Most Popular Narrative: 12.3% Undervalued
DXC Technology’s most widely followed narrative suggests investors are overlooking significant upside, with a fair value meaningfully higher than the current close of $13.27. While the stock has struggled, this narrative points to pivotal factors that could drive a reassessment in the market.
DXC's strong bookings momentum, with three consecutive quarters of double-digit growth and a sustained trailing 12-month book-to-bill ratio above 1.0, suggests improving deal flow linked to client demand for digital modernization. This trend could convert to organic revenue stabilization and growth over the next 12 to 18 months.

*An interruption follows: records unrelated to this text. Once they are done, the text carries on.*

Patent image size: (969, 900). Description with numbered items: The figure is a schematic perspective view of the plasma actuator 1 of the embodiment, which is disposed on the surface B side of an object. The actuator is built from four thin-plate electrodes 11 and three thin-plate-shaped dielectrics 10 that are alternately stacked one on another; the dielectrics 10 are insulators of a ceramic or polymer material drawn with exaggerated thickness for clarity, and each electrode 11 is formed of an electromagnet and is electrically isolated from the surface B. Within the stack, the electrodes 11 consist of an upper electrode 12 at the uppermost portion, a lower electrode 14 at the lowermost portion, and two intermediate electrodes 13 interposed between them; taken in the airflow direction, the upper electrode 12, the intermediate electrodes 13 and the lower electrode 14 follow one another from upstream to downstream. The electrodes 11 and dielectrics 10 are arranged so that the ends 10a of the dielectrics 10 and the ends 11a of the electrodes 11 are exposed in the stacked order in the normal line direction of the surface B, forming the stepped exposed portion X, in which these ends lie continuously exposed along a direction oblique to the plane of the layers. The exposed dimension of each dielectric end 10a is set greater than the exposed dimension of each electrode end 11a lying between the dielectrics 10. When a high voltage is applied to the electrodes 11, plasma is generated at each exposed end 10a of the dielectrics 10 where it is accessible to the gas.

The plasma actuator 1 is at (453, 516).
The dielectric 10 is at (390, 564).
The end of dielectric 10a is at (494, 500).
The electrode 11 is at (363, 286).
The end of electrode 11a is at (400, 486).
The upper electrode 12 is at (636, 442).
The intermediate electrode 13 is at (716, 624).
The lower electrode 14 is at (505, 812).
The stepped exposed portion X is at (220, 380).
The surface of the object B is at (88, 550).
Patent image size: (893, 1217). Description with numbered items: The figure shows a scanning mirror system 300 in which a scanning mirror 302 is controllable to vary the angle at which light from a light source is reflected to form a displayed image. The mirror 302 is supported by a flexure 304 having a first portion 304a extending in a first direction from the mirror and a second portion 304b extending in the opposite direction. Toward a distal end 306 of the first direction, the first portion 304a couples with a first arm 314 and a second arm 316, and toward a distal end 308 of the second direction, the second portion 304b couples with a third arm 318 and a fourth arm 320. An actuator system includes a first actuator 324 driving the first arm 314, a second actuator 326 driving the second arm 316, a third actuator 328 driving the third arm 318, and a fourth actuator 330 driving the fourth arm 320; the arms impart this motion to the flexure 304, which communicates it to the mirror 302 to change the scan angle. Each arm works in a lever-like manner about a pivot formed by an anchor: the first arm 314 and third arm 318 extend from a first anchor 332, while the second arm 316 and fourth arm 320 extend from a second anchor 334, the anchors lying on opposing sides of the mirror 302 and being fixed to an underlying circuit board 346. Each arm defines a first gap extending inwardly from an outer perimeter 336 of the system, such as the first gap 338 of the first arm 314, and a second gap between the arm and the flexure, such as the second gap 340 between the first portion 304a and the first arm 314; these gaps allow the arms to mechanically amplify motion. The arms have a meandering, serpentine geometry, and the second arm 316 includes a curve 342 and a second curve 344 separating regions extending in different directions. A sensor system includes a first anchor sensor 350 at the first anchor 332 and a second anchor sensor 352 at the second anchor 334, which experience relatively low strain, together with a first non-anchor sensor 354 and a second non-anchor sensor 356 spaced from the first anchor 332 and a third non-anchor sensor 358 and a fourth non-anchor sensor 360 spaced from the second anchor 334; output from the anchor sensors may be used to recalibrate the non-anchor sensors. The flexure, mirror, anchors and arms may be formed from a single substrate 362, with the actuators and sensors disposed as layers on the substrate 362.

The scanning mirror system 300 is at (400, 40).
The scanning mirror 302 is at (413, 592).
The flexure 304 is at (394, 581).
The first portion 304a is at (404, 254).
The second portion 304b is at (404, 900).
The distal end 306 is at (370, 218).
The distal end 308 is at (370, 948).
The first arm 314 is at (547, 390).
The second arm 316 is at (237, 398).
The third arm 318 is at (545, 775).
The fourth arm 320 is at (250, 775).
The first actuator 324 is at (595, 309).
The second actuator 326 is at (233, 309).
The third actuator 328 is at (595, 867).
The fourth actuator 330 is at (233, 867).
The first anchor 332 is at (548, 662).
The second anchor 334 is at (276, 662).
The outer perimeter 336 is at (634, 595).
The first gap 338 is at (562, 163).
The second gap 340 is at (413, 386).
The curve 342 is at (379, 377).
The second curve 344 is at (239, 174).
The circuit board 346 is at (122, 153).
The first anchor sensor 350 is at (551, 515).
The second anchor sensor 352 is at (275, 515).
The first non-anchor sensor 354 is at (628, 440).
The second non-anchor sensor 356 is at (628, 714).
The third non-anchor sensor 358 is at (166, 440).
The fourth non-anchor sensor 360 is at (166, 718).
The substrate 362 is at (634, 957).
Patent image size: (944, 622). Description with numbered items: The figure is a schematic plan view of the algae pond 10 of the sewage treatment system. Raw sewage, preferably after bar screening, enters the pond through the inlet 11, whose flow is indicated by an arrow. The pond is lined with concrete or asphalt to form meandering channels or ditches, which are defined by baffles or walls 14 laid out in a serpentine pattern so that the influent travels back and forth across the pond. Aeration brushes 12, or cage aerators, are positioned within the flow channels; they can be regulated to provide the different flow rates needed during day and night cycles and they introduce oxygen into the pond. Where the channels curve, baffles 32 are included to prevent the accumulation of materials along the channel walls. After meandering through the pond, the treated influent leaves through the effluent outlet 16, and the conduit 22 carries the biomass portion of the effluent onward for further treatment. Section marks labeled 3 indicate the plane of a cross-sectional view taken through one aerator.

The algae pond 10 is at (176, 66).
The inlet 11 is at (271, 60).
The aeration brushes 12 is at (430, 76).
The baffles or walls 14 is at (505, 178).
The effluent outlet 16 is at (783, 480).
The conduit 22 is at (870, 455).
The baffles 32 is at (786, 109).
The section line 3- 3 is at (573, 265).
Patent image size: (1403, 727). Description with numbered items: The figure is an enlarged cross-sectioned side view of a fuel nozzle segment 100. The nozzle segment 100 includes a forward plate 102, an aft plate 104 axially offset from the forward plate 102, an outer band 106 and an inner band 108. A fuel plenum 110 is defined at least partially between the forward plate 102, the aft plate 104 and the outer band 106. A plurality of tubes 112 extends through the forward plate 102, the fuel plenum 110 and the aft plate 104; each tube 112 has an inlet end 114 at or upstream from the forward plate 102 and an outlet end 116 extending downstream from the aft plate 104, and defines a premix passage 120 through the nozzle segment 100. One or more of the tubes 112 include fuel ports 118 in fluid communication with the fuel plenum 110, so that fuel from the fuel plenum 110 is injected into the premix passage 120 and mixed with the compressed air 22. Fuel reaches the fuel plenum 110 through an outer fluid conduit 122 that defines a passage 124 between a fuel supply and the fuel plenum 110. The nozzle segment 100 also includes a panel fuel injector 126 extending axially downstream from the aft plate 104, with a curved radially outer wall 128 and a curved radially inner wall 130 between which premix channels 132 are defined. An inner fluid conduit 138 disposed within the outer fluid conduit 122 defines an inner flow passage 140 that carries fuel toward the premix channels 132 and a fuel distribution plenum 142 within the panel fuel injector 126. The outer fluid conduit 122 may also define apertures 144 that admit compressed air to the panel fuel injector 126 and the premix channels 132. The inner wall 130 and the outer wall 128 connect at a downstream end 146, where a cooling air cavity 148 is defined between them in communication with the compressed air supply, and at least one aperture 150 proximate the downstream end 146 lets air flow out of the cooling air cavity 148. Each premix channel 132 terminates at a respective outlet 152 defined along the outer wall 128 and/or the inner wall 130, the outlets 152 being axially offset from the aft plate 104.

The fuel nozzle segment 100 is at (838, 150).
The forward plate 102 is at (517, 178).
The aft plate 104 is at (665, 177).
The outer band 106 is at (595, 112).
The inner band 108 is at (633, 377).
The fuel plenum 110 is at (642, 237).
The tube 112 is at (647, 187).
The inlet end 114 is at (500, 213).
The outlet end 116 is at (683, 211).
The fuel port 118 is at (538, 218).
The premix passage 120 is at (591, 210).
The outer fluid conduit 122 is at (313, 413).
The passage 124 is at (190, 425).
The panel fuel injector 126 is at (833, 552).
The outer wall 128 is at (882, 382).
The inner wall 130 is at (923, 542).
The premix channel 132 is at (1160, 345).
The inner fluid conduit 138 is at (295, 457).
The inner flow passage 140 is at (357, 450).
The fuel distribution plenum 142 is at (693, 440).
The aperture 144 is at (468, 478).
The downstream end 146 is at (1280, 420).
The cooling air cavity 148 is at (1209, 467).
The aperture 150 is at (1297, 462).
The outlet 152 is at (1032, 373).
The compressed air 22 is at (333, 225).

Want a glimpse into what is powering that bullish outlook? The entire fair value calculation hinges on a blend of stable revenue, margin shifts, and a profit multiple that raises eyebrows. There is a bold set of projections behind this number. If you want to know what they are, the full narrative reveals all.
Result: Fair Value of $15.12 (UNDERVALUED)
Have a read of the narrative in full and understand what's behind the forecasts.
However, persistent revenue declines and mounting competitive pressure could undermine DXC's turnaround story. This raises questions about the company’s long-term resilience.
Find out about the key risks to this DXC Technology narrative.
Build Your Own DXC Technology Narrative
If you have a different view or want to dig into the numbers independently, you're invited to build your own perspective in just a few minutes. Do it your way
A great starting point for your DXC Technology research is our analysis highlighting 3 key rewards and 3 important warning signs that could impact your investment decision.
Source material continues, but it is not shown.